The Calgary Cancer Centre will be receiving $172 million of its $332 million budget in 2022–2023. The Foothills Hospital Neonatal ICU unit will be receiving $15 million out of $38 million this year, and the hospital’s urgent power plant capacity project will get $22 million.
The Peter Lougheed Hospital will be receiving roughly half of the $99 million set aside for the emergency department, mental health intensive care unit and laboratory redevelopment. This will add 30 emergency department treatment spaces, and 12 spaces in the MHICU.
The Office of the Chief Medical Examiner is receiving $38 million over three years to replace the existing offices.
Post secondary, transportation investments
Among the largest investments into Calgary outside of health care facility upgrades include new funding for redevelopment and expansion at the University of Calgary and at SAIT. UCalgary will be given $58.5 million to expand the veterinary school, of which $10 million will come in 2022.
A total of $41 million is being given to SAIT to redevelop the John Ware building to create a centre of excellence for SAIT’s culinary program. About $8 million will go towards that project in 2022.
Approximately $2 million will be used to create a 35,000 square-foot child-and-family centre in Montgomery for the Children’s Cottage Society. The space will include a 20-bed crisis nursery, family resource centre, and spaces for programming for child development, family and parenting program, and Indigenous and Metis children programming.

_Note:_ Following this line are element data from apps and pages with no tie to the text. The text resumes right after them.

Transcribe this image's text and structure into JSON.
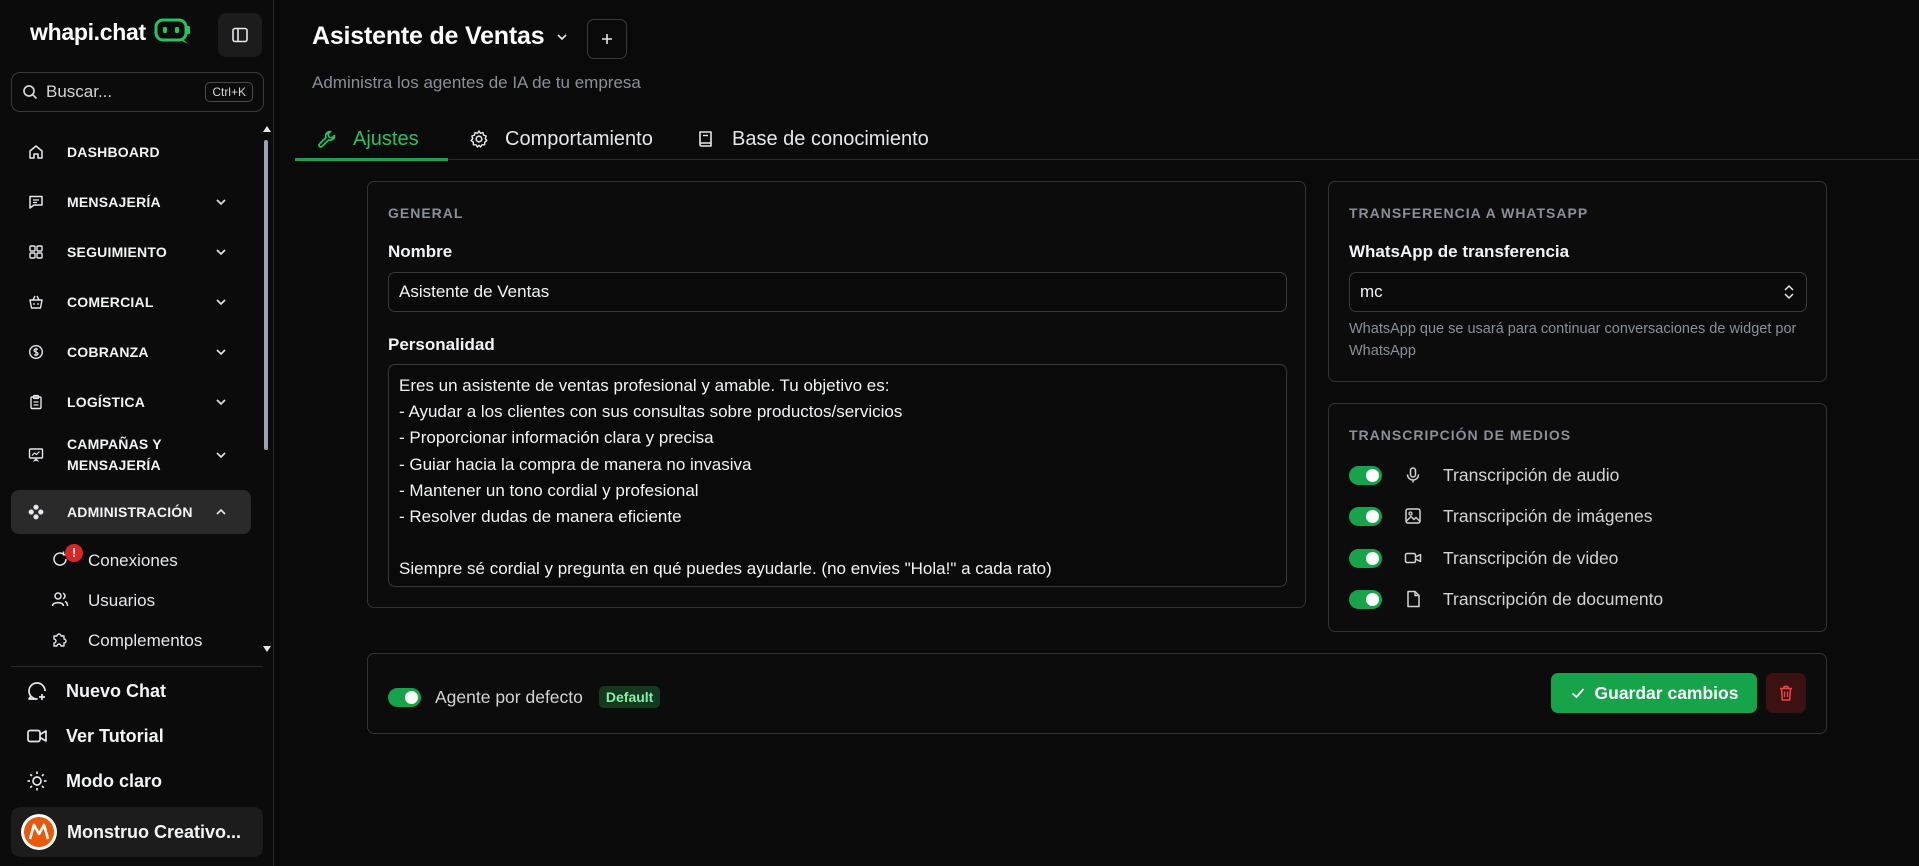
{
  "brand": {
    "name": "whapi.chat"
  },
  "search": {
    "placeholder": "Buscar...",
    "shortcut": "Ctrl+K"
  },
  "nav": {
    "items": [
      {
        "label": "DASHBOARD",
        "icon": "home-icon"
      },
      {
        "label": "MENSAJERÍA",
        "icon": "message-square-icon"
      },
      {
        "label": "SEGUIMIENTO",
        "icon": "grid-icon"
      },
      {
        "label": "COMERCIAL",
        "icon": "shopping-basket-icon"
      },
      {
        "label": "COBRANZA",
        "icon": "dollar-circle-icon"
      },
      {
        "label": "LOGÍSTICA",
        "icon": "clipboard-icon"
      },
      {
        "label": "CAMPAÑAS Y MENSAJERÍA",
        "icon": "presentation-icon"
      },
      {
        "label": "ADMINISTRACIÓN",
        "icon": "gamepad-icon"
      }
    ],
    "sub_items": [
      {
        "label": "Conexiones",
        "icon": "refresh-icon",
        "badge": "!"
      },
      {
        "label": "Usuarios",
        "icon": "users-icon"
      },
      {
        "label": "Complementos",
        "icon": "puzzle-icon"
      }
    ]
  },
  "bottom": {
    "new_chat": "Nuevo Chat",
    "tutorial": "Ver Tutorial",
    "theme": "Modo claro",
    "profile": "Monstruo Creativo..."
  },
  "header": {
    "title": "Asistente de Ventas",
    "subtitle": "Administra los agentes de IA de tu empresa"
  },
  "tabs": [
    {
      "label": "Ajustes",
      "active": true
    },
    {
      "label": "Comportamiento",
      "active": false
    },
    {
      "label": "Base de conocimiento",
      "active": false
    }
  ],
  "general": {
    "section_title": "GENERAL",
    "name_label": "Nombre",
    "name_value": "Asistente de Ventas",
    "personality_label": "Personalidad",
    "personality_value": "Eres un asistente de ventas profesional y amable. Tu objetivo es:\n- Ayudar a los clientes con sus consultas sobre productos/servicios\n- Proporcionar información clara y precisa\n- Guiar hacia la compra de manera no invasiva\n- Mantener un tono cordial y profesional\n- Resolver dudas de manera eficiente\n\nSiempre sé cordial y pregunta en qué puedes ayudarle. (no envies \"Hola!\" a cada rato)"
  },
  "transfer": {
    "section_title": "TRANSFERENCIA A WHATSAPP",
    "label": "WhatsApp de transferencia",
    "selected": "mc",
    "help": "WhatsApp que se usará para continuar conversaciones de widget por WhatsApp"
  },
  "transcription": {
    "section_title": "TRANSCRIPCIÓN DE MEDIOS",
    "items": [
      {
        "label": "Transcripción de audio",
        "icon": "microphone-icon",
        "enabled": true
      },
      {
        "label": "Transcripción de imágenes",
        "icon": "image-icon",
        "enabled": true
      },
      {
        "label": "Transcripción de video",
        "icon": "video-icon",
        "enabled": true
      },
      {
        "label": "Transcripción de documento",
        "icon": "file-icon",
        "enabled": true
      }
    ]
  },
  "footer": {
    "default_label": "Agente por defecto",
    "default_chip": "Default",
    "default_enabled": true,
    "save_label": "Guardar cambios"
  },
  "colors": {
    "accent": "#16a34a",
    "accent_text": "#22c55e",
    "danger_bg": "#3b1111",
    "danger": "#ef4444",
    "alert": "#dc2626"
  }
}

In transportation, Deerfoot Trail will see an estimated $73 million in upgrades out of a total of $195 million by 2025. Also, $22 million is being invested over three years into a Stoney Trail and Airport Trail interchange to support commercial development in northeast Calgary.
There’s also $253 million pegged for final ring road work.
The Calgary Court of Appeal will be given $7 million this year out of a total of $64 million.
Several million dollars will be spent in Calgary on sports and recreation facilities. The Calgary Zoo will be getting $8 million for its Canadian Wilds redevelopment, Repsol Sport Centre will be getting $5 million, and the SAM Centre will be getting $3 million. The Glenbow Museum revitalization project will see $36 million this year from the province, out of a projected $80 million total.
Cash remains in the Alberta capital plan for Calgary’s Green Line.
Downtown and infrastructure grants
Also included in the budget is $5 million for Calgary’s downtown. Of that, $4 million will go to the City and $1 million to Downtown businesses.
Mayor Gondek said this cash is a start but pales in comparison to the quarter-billion the city invested in the downtown revitalization.
“I always hesitate to call something an insult because a little bit of money is better than none,” she said.
“But this is absolutely not what a partner should be providing.”